O plenário do Senado Federal pode votar já nesta terça-feira (17) uma proposta que, na prática, reduz a transparência e dificulta a fiscalização de eventuais irregularidades em campanhas eleitorais.

O projeto, que já passou pela Câmara dos Deputados, sugere, por exemplo, que o fundo partidário, que é abastecido pela União e, em tese, deve ser utilizado para a manutenção dos partidos, possa ser utilizado para pagar advogados e contadores; para quitar multas decorrentes de propaganda eleitoral irregular; e para custear a locação de bens ou o impulsionamento de publicações em redes sociais.

Além disso, amplia o fundo eleitoral, que também é abastecido pelo Estado mas é destinado ao custeio das campanhas e não dos partidos, de modo que os candidatos a prefeito possam ter, para as campanhas do ano que vem, mais do que o dobro de recursos do que tiveram governadores, deputados, senadores e os candidatos à presidência da república, juntos, em 2018.

Mudanças que, na avaliação do senador Randolfe Rodrigues, merecem o repúdio da sociedade. “Ela traz um conjunto de impropriedades. Dentre elas, imaginem a possibilidade de recursos públicos de fundo partidário pagar multar atribuídas a partidos. É a mesma coisa: o partido comete um delito e os recursos públicos pagam por ele.”

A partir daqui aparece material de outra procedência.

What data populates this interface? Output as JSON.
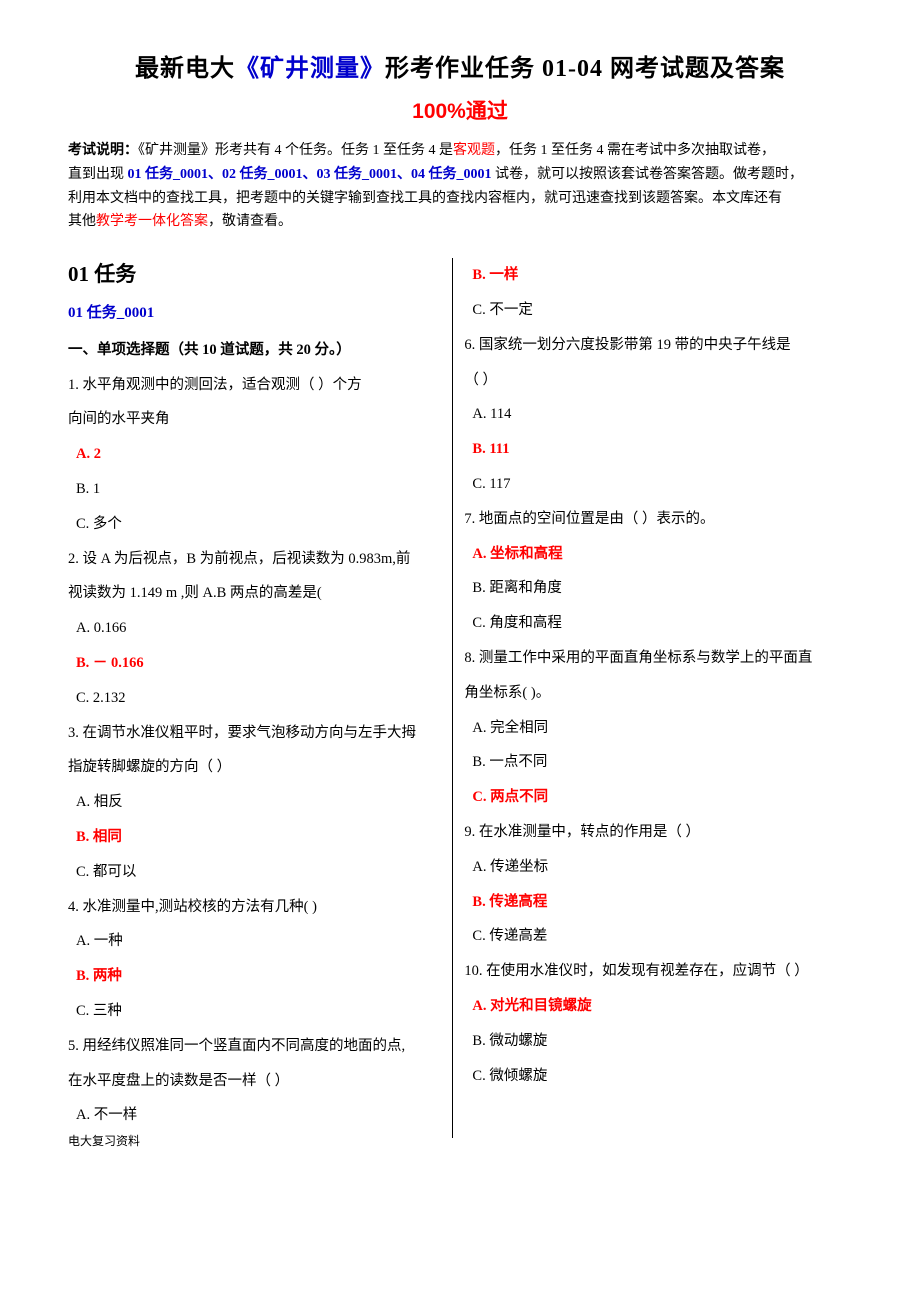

O relator da proposta, senador Weverton Rocha, explica que o texto que será votado não prevê valores para o fundo eleitoral, apenas regras para a distribuição dos recursos. Como lembra o pedetista, o montante que a união deverá investir no ano que vem ainda será definido, pelos próprios parlamentares, no orçamento que deverá ser aprovado até dezembro.

Especialistas estão preocupados porque, além de ampliar o modo como deputados e senadores podem usar o dinheiro público em favor deles próprios, o projeto dificulta a fiscalização de candidatos e partidos.

Dentre outros pontos, o texto cria uma brecha para livrar dirigentes partidários que não repassarem os recursos mínimos para o incentivo da participação de mulheres na política e determina que um partido só poderá ser punido na Justiça Eleitoral caso seja provada a intenção da prática da irregularidade na prestação de contas.

O fato é que, para que já estejam em vigor nas eleições de 2020, as novas regras precisam ser aprovadas pelo Congresso e sancionadas pelo presidente da República até um ano antes do pleito, ou seja, até o início de outubro.